Though good level of contraceptive awareness was noted by quantitative interview, FGDs with women showed that contraceptive utilization was affected by various misconceptions. The misconceptions ranged from fear of side effects to association of death of a woman with contraceptive use. Some women believed menstruation as a sign of being healthy and added if menstruation decreases or disappears, the dirty blood would accumulate and can cause cancer. They also believed that young women should not use contraceptive before their first pregnancy; because if they use, their uterus may become dirty and as a result they may not get pregnant. The in-depth interviews findings also indicated that long acting methods particularly implants and IUCD were not preferred by community due to fear of procedure and side effects. Such myths and misconception were also reported in Nigeria [11]. Even though these type of thoughts were from minor groups, they need attention as they have potential to get majorities concern especially in rural communities.
Rural FGDs participants reported that people in the rural areas prefer many children because children are sources of labor for families. But in general sample, women having 1–2 children were 3.07 times more likely to use contraceptives than those who had no children [AOR 95% CI 2.06–4.58] and women having 3–4 and more than five children were 3.74 times more likely [AOR 95% CI 2.41–5.82] and 4.67 times more likely [AOR 95% CI 2.91–7.49] than women who had no children respectively. This was in line with other findings that reported as the number of living children increases, use of contraceptives increases [12, 33]. Pastoralist FGD participants preferred having as many children rather than using contraception. This was enforced by in-depth interview findings; women in pastoralist area have no or limited power to decide and use contraceptive. Women from pastoralist were 33% less likely to use contraceptives than agrarian with AOR 0.33 [95% CI 0.14–0.84].
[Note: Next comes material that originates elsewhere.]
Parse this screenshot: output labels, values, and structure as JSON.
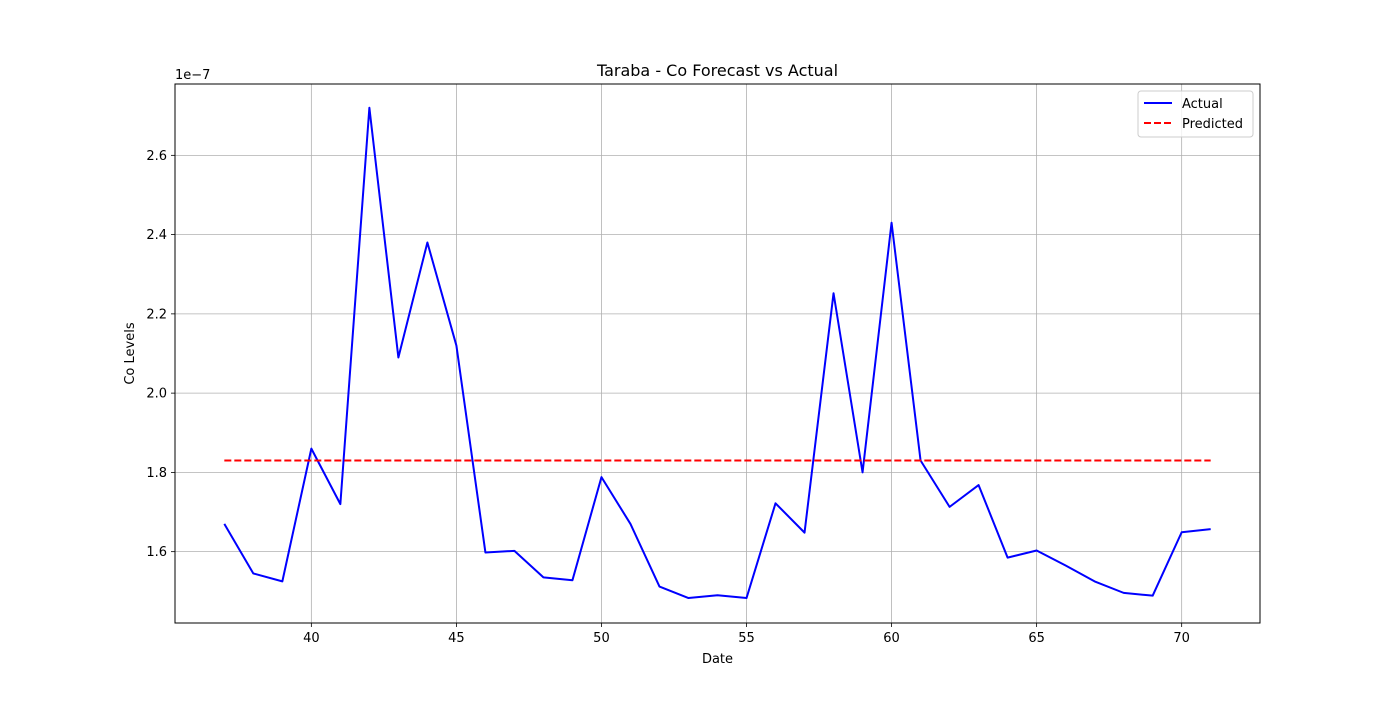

Improvement of the status of women in the family and in society can contribute to smaller family size, the opportunity for women to plan births and also improves their individual status. Countries are recommended to respect and ensure, regardless of their overall demographic goals, the right of persons to determine, in a free, informed and responsible manner, the number and spacing of their children [34]. But in this study only about half, 52.8%, decided number of children to have. Women who had decided number of children were 58% more likely to utilize contraceptives than those who had not decided with AOR at 95% CI 1.58 [1.29–1.93]. Child death also matters on deciding family size. Women who had experienced child death were 62% less likely to utilize contraceptive than who had not experienced child death. 0.62 [0.48–0.81]. This might be due to an attempt to replace the lost ones and want to have more children.
This study was limited in assessing male partner involvement and support, gender myths and specific roles and power inequalities which can function as a barrier to contraceptive utilization. Results might have been affected by social desirability bias since questionnaires were collected by interviewers. In addition, risk for pregnancy or sexual activity was not assessed which could be reason for non-use of contraceptive/s.